CAMUSSO: APE VOLONTARIA PENALIZZA LE DONNE
Susanna Camusso ha partecipato all’assemblea nazionale delle donne delle categorie della Cgil, Filcams, Fiom, Fp e Fla, a margine della quale ha commentato l’avvio effettivo dell’Ape volontaria, spiegando che si tratta di una misura che penalizza le donne “dal punto di vista del rendimento pensionistico”. Orizzontescuola.it spiega che la Segretaria generale della Cgil ha evidenziato la doppia penalizzazione che subiscono le italiane. La prima riguarda il lavoro di cura che grava sulle donne e che spesso le costringe ad avere carriere lavorative discontinue e quindi con età sempre crescenti per l’accessione alla pensione di vecchiaia. La seconda è la disuguaglianza salariale tra uomini e donne, che porta poi quest’ultime ad avere assegni pensionistici più bassi una volta ottenuto l’accesso alla quiescenza.
ESODATI, BASTA UN DECRETO PER SALVARNE 6.000
Il Comitato esodati licenziati e cessati ha avviato e continua ad aprire contatti con i deputati, i senatori e i sindacati per far sì che si possa risolvere una volta per tutte la grave situazione in cui versano circa 6.000 esodati che ancora sono privi di salvaguardia. “Una platea di circa 6.000 esodati è la consistenza che tutti, governo compreso, stimano realistica; 720 milioni sono i risparmi della ottava salvaguardia confluiti nel FOSF e 300 sono quelli che, se guardiamo i costi a consuntivo delle pregresse salvaguardie, servono a salvaguardare 6.000 ex lavoratori”, scrive Luigi Metassi sul blog “Il volo della Fenice”, chiarendo che “non servono censimenti per emettere un Decreto Ministeriale, mondato da limiti temporali e che vincoli esclusivamente il diritto all’accertamento della condizione di esodato”. Insomma, ci vuole veramente poco per affrontare un tema così importante. Basterebbe, infatti, un decreto ministeriale anche del Governo Gentiloni ancora in carica.
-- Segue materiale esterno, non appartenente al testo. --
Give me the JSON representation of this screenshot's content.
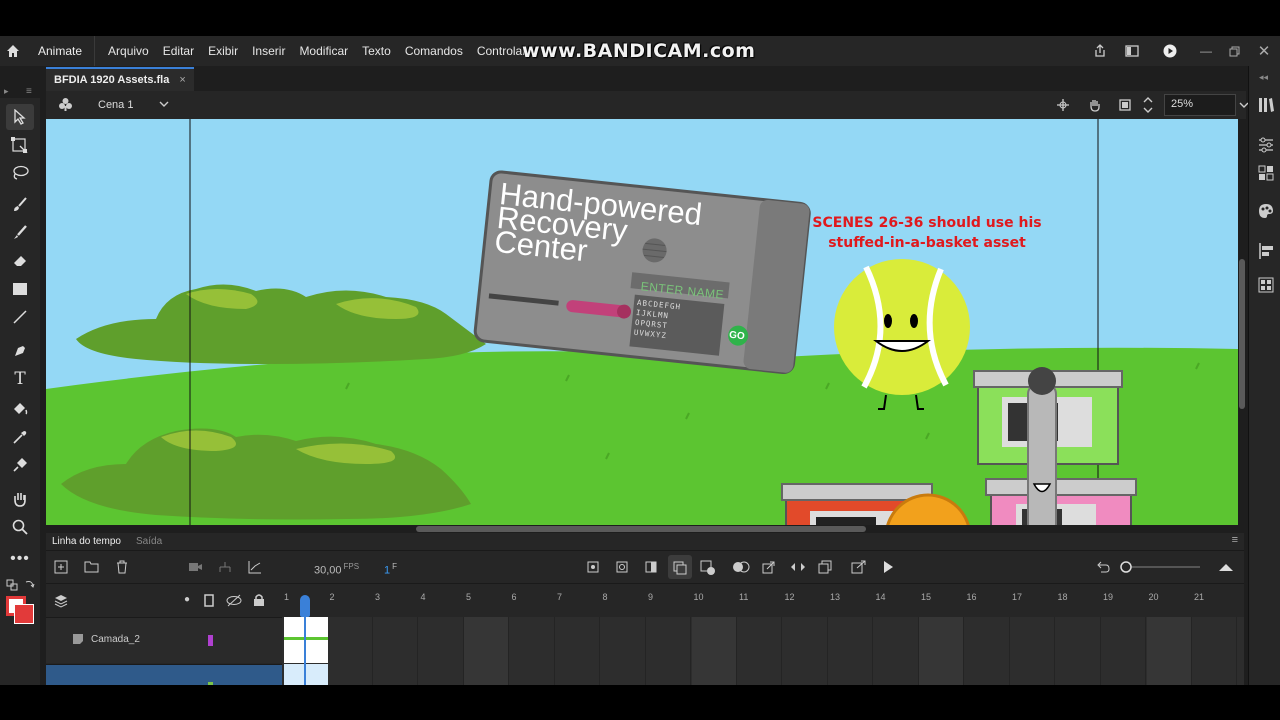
{
  "menubar": {
    "app_name": "Animate",
    "items": [
      "Arquivo",
      "Editar",
      "Exibir",
      "Inserir",
      "Modificar",
      "Texto",
      "Comandos",
      "Controlar"
    ]
  },
  "watermark": "www.BANDICAM.com",
  "document": {
    "tab_title": "BFDIA 1920 Assets.fla",
    "close": "×",
    "scene": "Cena 1",
    "zoom": "25%"
  },
  "stage": {
    "machine_title": "Hand-powered\nRecovery\nCenter",
    "enter_name": "ENTER NAME",
    "go_label": "GO",
    "keyboard_rows": [
      "ABCDEFGH",
      "IJKLMN",
      "OPQRST",
      "UVWXYZ"
    ],
    "note": "SCENES 26-36 should use his stuffed-in-a-basket asset"
  },
  "timeline": {
    "tab_active": "Linha do tempo",
    "tab_inactive": "Saída",
    "fps": "30,00",
    "fps_unit": "FPS",
    "frame": "1",
    "frame_unit": "F",
    "ruler": [
      "1",
      "2",
      "3",
      "4",
      "5",
      "6",
      "7",
      "8",
      "9",
      "10",
      "11",
      "12",
      "13",
      "14",
      "15",
      "16",
      "17",
      "18",
      "19",
      "20",
      "21"
    ],
    "layers": [
      {
        "name": "Camada_2",
        "color": "#b040d0"
      },
      {
        "name": "",
        "color": "#7ac34a"
      }
    ]
  },
  "colors": {
    "accent": "#3a80d8",
    "sky": "#94d8f5",
    "grass": "#5cc531",
    "note_red": "#e0191d"
  }
}
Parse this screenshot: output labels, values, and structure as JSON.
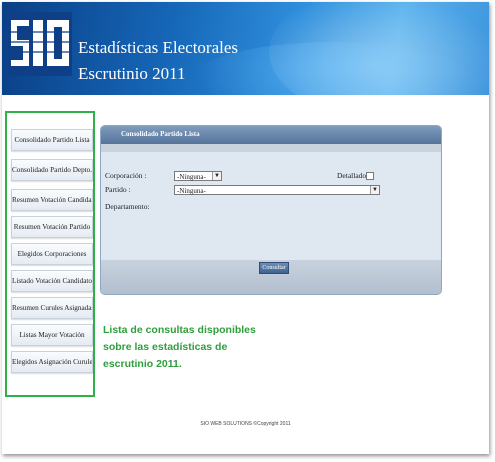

VINCENZO GALASSO SULL’ABOLIZIONE DELLA LEGGE FORNERO
Secondo Vincenzo Galasso, abolire la Legge Fornero sarebbe un delitto contro i giovani. Questo è del resto il titolo del suo articolo pubblicato su Il Sole 24 Ore. Il Professore di Economia all’Università Bocconi di Milano evidenzia anzitutto che il meccanismo che lega i requisiti pensionistici alla speranza di vita non è stato introdotto nel 2011 dal Governo Monti, ma dall’esecutivo precedente guidato da Berlusconi e con Sacconi ministro del Lavoro. Quindi, spiega che l’Italia non è il Paese europeo con l’età di pensionamento più elevata, visto che “più della metà degli italiani lascia ancora il mercato del lavoro a 60 anni, usufruendo di pensioni anticipate che hanno, per di più, un importo medio di due volte e mezzo superiore a quello delle pensioni di vecchiaia”.
Dal suo punto di vista, quindi, il meccanismo che lega età pensionabile e aspettativa di vita “non è certo popolare, ma risponde a una logica economica stringente. Se viviamo più a lungo, vorremo avere il diritto a avere una pensione anche durante i mesi in più che vivremo. Ma lo Stato come dovrebbe finanziarla? Ci sono due semplici alternative, o lavoriamo un po’ più a lungo per finanziarcela, oppure chiediamo agli altri – ai giovani – di pagarcela”. Galasso segnala che in ogni caso “i lavoratori dovrebbero poter scegliere quando andare in pensione, tuttavia accettando la logica che chi lascia il lavoro prima riceve una pensione più bassa”. Resta il fatto che, dal suo punto di vista, cancellando le riforme Sacconi e Fornero “si continuerebbe a dare risorse alle generazioni anziane – ai sessantenni da mandare in pensione prima – togliendole ai giovani – a cui rimarrebbe da pagare il conto, in termini di maggiori contributi e minore occupazione”.